The backstory gets better.  Singh had chosen October 14, Thanksgiving Day in Canada, to Tweet his poutine describing it as his favorite holiday dish.  As he expertly sliced onions and stirred the curds, he riffed on how a poutine with curry seasonings symbolized the integration of his Punjab origins and his present life in Canada.  It was a brilliant but insufficient campaign tactic.  A week later Justin Trudeau narrowly won reelection as Prime Minister.  Jagmeet Singh who placed third in a field of six remains a member of Canada’s Parliament and leader of the New Democratic Party. 

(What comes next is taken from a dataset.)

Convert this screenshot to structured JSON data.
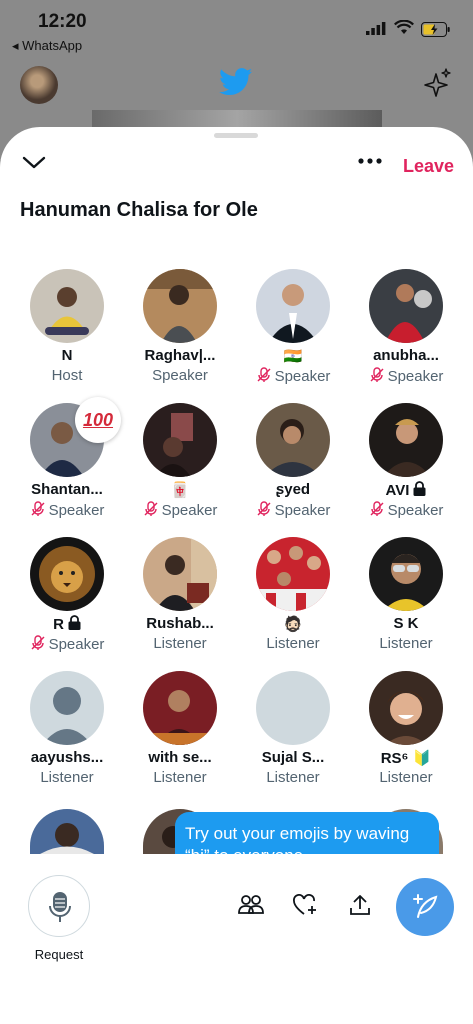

Jagmeet posted a photo of his handwritten recipe for Punjabi Poutine two days after the Tweet.  It reveals poutine’s vast                  potential for substitution.  In his recipe cubed and fried sweet potatoes replace French fries.  A spicy tomato sauce stands in for gravy.  The constant is cheese curds.  

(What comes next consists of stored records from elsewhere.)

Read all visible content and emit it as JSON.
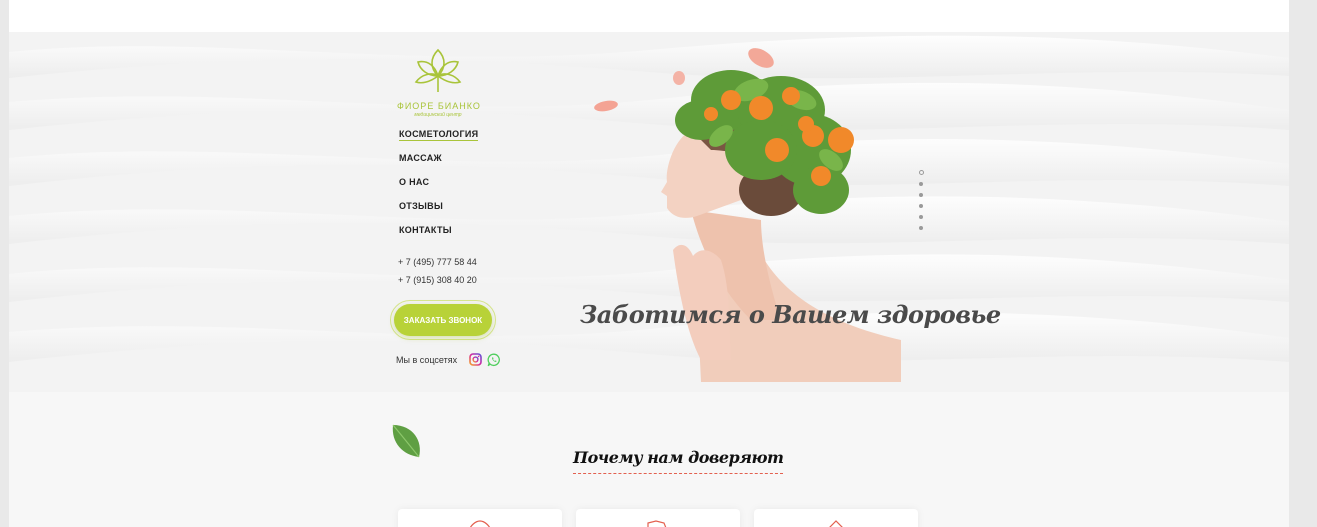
{
  "brand": {
    "name": "ФИОРЕ БИАНКО",
    "tagline": "медицинский центр",
    "accent_color": "#b8d238",
    "logo_icon": "flower-logo-icon"
  },
  "nav": {
    "items": [
      {
        "label": "КОСМЕТОЛОГИЯ",
        "active": true
      },
      {
        "label": "МАССАЖ",
        "active": false
      },
      {
        "label": "О НАС",
        "active": false
      },
      {
        "label": "ОТЗЫВЫ",
        "active": false
      },
      {
        "label": "КОНТАКТЫ",
        "active": false
      }
    ]
  },
  "contacts": {
    "phone_1": "+ 7 (495) 777 58 44",
    "phone_2": "+ 7 (915) 308 40 20"
  },
  "cta": {
    "label": "ЗАКАЗАТЬ ЗВОНОК"
  },
  "social": {
    "label": "Мы в соцсетях",
    "icons": [
      "instagram-icon",
      "whatsapp-icon"
    ]
  },
  "hero": {
    "slogan": "Заботимся о Вашем здоровье",
    "slide_count": 6,
    "active_slide": 1
  },
  "why_section": {
    "title": "Почему нам доверяют",
    "underline_color": "#e3604f",
    "cards_count": 3
  }
}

Canadians appear to be addicted to these virtually tasteless blobs of white cheese.  Small bags of curds sit next to the cash register in many Montreal food shops.  Their dryness allows them to remain stable at room temperature. The best curds are so dry they squeak when you bite into them.  That is one of the pleasures of eating poutine.

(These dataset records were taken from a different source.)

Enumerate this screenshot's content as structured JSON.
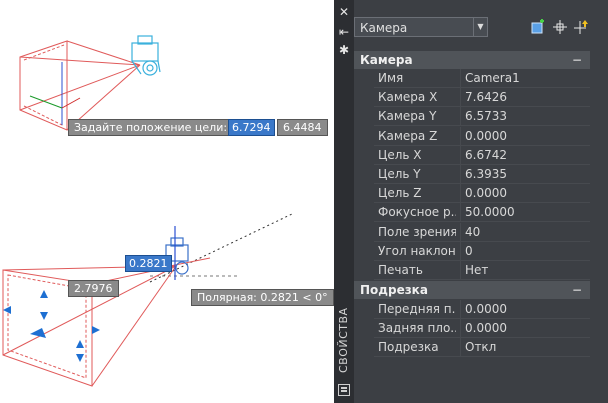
{
  "viewport": {
    "tooltip_top": {
      "label": "Задайте положение цели:",
      "value_selected": "6.7294",
      "value_second": "6.4484"
    },
    "tooltip_bottom": {
      "value_selected": "0.2821",
      "value_length": "2.7976",
      "polar_label": "Полярная: 0.2821 < 0°"
    }
  },
  "palette": {
    "title": "СВОЙСТВА",
    "object_selector": "Камера",
    "sections": {
      "camera": {
        "header": "Камера",
        "rows": [
          {
            "label": "Имя",
            "value": "Camera1"
          },
          {
            "label": "Камера X",
            "value": "7.6426"
          },
          {
            "label": "Камера Y",
            "value": "6.5733"
          },
          {
            "label": "Камера Z",
            "value": "0.0000"
          },
          {
            "label": "Цель X",
            "value": "6.6742"
          },
          {
            "label": "Цель Y",
            "value": "6.3935"
          },
          {
            "label": "Цель Z",
            "value": "0.0000"
          },
          {
            "label": "Фокусное р...",
            "value": "50.0000"
          },
          {
            "label": "Поле зрения",
            "value": "40"
          },
          {
            "label": "Угол наклона",
            "value": "0"
          },
          {
            "label": "Печать",
            "value": "Нет"
          }
        ]
      },
      "clipping": {
        "header": "Подрезка",
        "rows": [
          {
            "label": "Передняя п...",
            "value": "0.0000"
          },
          {
            "label": "Задняя пло...",
            "value": "0.0000"
          },
          {
            "label": "Подрезка",
            "value": "Откл"
          }
        ]
      }
    },
    "collapse_glyph": "−",
    "strip_glyphs": {
      "close": "✕",
      "autohide": "⇤",
      "settings": "✱"
    }
  }
}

I like to imagine that the first poutine was created in 1950's Quebec by an inventive short-order cook in a small roadside diner along a snowy two-lane highway.   It’s early on a frigid Saturday morning and his bleary-eyed customers are revelers looking for a hangover cure and exhausted long-haul truckers.  Poutine, with its hot, crisp fries, squeaky cheese and mouth-coating meat gravy filled the bill and continues to satisfy to this day.